Wednesday, June 14, 2017

Mi sono svegliato in un veramente cattivo stato d'animo questa mattina

I woke up in a really foul mood this morning. It was a sort of Thomas Mann feeling, a slow-motion descent towards a silent lonely end.


It could have been the warm, sticky Siena night, uncooled in spite of the overhead fan that only succeeded in circulating the air within the stuffy room. The window facing the small rectangular courtyard three stories below provided no relief. It faced only on three other featureless brick walls.  


Or maybe that foul mood came from reading the news in the early morning dawn of mid-June in Europe when it is too early to wake yet only a glimmer of hope exists that it might be possible to coax another hour or two out of a restless sleep. So you find something to do that isn't stimulating and might actually bore you enough to drop off again. Didn't work. I read the news. I wish the media would strip the names of nations and politicians out of their stories so I can believe what I want about whatever place, rather than take the current reality-series world as it is. Or better yet, I should just divorce myself from what's happening out there and not let it intrude on the business of walking.


Or it could have been yesterday's visit to the Sinagoga di Siena, a tired sad place, full of history and a lot of pain, serving a community of only fifty, the remaining Jewish citizens of Siena. After passing so many churches over the past almost 1,400 miles, visiting a fair number with Patrick, finding wonderful art in some and real comfort and meditative space in others, I thought it would be uplifting to experience my own tradition's places of worship. It wasn't uplifting at all. No person of the Jewish faith was permitted to work on the synagogue's restoration so the design and its implementation show no sense of the spiritual at all. It looks more like my childhood memories of my grandparents' late nineteenth century-era apartment on Eastern Parkway in Brooklyn than a house of worship, a three dimensional plasterwork oval in the center of the ceiling, white on gray, a few plaster thunderbolts radiating across the ovoid's perimeter. The contrast between "church" and "synagogue" was way too stark, especially for one like me whose conception is that if there is a singular motivating force behind the infinite, He-She-It cannot possibly care in which tradition one honors it, whether it be a tradition of religion, the personally spiritual, or science. To be clear, in my conception, a science like cosmology is also a spiritual enterprise: dedicating one's life to the mysteries of the infinite, the secrets of creation.
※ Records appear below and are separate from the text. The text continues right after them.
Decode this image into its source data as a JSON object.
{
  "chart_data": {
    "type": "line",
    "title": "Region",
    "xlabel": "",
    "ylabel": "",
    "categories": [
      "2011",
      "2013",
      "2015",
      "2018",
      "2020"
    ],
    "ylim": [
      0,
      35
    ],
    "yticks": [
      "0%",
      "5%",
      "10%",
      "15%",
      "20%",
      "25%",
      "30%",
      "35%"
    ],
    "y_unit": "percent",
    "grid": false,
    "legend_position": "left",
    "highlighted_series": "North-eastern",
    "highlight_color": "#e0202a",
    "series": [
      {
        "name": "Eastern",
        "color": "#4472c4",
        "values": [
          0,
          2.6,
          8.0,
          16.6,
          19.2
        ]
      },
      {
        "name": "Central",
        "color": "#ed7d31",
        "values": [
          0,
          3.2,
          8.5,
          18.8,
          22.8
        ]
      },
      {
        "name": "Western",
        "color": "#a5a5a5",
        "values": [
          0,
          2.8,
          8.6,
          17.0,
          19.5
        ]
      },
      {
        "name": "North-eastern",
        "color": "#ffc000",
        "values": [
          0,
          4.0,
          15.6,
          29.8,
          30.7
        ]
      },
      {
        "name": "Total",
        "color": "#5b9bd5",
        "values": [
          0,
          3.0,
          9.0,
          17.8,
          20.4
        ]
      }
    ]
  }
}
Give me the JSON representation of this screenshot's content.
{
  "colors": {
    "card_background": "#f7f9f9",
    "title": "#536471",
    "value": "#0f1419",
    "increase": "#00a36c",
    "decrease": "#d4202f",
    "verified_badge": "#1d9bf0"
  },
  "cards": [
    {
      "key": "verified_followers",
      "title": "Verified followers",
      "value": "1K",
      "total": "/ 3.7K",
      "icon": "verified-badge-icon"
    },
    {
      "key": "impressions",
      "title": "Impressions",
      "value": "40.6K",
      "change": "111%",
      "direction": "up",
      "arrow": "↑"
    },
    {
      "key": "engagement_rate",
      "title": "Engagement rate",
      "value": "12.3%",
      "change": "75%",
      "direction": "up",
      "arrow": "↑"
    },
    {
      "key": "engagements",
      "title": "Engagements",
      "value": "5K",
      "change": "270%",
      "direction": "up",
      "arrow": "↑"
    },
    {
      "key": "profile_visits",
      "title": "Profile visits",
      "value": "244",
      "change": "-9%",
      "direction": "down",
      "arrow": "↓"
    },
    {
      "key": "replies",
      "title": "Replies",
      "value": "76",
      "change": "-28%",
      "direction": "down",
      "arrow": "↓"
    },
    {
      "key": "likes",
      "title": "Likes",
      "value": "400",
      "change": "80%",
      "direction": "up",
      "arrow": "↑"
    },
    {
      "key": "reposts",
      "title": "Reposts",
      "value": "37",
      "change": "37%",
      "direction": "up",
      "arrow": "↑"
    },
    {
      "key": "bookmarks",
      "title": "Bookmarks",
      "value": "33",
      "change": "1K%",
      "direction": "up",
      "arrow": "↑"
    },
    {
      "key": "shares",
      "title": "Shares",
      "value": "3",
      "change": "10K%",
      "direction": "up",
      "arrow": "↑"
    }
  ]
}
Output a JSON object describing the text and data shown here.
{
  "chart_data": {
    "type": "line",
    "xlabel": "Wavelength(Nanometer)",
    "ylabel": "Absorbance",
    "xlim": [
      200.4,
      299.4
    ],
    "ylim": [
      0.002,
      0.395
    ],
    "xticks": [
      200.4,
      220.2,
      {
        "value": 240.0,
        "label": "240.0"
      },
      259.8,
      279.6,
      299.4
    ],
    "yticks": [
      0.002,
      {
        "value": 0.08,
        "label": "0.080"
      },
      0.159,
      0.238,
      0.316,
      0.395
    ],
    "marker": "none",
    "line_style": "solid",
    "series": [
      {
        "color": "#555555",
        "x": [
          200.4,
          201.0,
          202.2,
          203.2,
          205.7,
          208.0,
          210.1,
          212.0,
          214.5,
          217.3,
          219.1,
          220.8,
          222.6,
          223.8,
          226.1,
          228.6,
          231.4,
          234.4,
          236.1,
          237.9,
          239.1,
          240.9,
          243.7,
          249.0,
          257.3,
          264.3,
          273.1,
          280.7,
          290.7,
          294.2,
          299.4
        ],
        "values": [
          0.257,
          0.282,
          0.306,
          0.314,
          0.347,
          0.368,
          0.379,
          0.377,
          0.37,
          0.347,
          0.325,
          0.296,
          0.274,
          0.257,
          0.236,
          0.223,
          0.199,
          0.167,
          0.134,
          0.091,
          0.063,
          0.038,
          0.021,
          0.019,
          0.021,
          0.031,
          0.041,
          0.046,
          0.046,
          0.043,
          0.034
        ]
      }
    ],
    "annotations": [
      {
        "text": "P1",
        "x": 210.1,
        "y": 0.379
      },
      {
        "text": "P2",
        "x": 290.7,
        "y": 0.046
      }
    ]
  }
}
Or the mood might have been for another reason. I know I was feeling the loneliness of waking on one's forty-sixth wedding anniversary, missing the one I should have been waking next to, cuddled in on a cooler, Northern California summer-is-winter morning where lingering against bare flesh brings a warmth that has nothing to do with physical temperature but everything to do with the only real meaningfulness of existence, the love of one whose life is symbiotically entwined with your own.


But I know that it was also the feeling I get every year approximately midway through these walks, when the thought arises of what a ridiculous conception it is for an almost sixty seven year old to trod hundreds or thousands of miles from some indistinct point A to another point B, no matter how celebrated, beautiful, and storied cities they may be. In the dead midway, there is no conception of Rome, only an objective to get there. I get this way every year at one point or another.


From Lucca to Altopascio to San Miniato Alto to Gambassi Terme to San Gimignano to Monteriggioni to Siena, the most recent steps of my journey, I've been suffering through temperatures in the high eighties and low nineties Fahrenheit. But I have also been thrilled by the actuality of the kind of Tuscan landscapes one readily imagines, the ochers, yellows, browns, and greens of dust filtered sunlight on hills, fields, and farmsteads. I've also engaged in meditations that come to mind unbidden, one in particular en route to San Gimignano that I need some time to unravel. Yet this morning in Siena I was in a foul mood. 


The day improved, lightened by a smiling, young, bright-spirited Chiara, the guide on a walking tour Patrick and I took this morning. We decided to spend an extra day in Siena and Chiara expertly maneuvered seven German tourists and two pellegrini-cum-tourists through the Duomo and gave us background on works by Michelangelo, Donatello, Bernini, and others, escorted us through the medieval heart of Siena, and let us in on particulars and secrets of the current day Palio.


I felt even better after getting a shave at the shop of one Giuseppe Castigleone and better still when during an evening passeggiata I discovered that one of the hole-in-the wall restaurants I had passed while searching for Giuseppe's place, a short narrow restaurant that earlier in the day seemed more appropriate for a donner/kebob shop or a take away pizza place, had set tables on the street and was in fact an absolutely authentic osteria serving food da casa, all home made. It is hard to escape tourists in Siena, and there certainly were some of those strolling along the street, but here the primary foot traffic was Sienese returning home from work or taking places at the numerous other shops that transformed themselves into local eating haunts in the early evening.


By dinner's end, I was in a reasonably good frame of mind, until I climbed the fifty-seven steps back to my airless room for another restless night's sleep.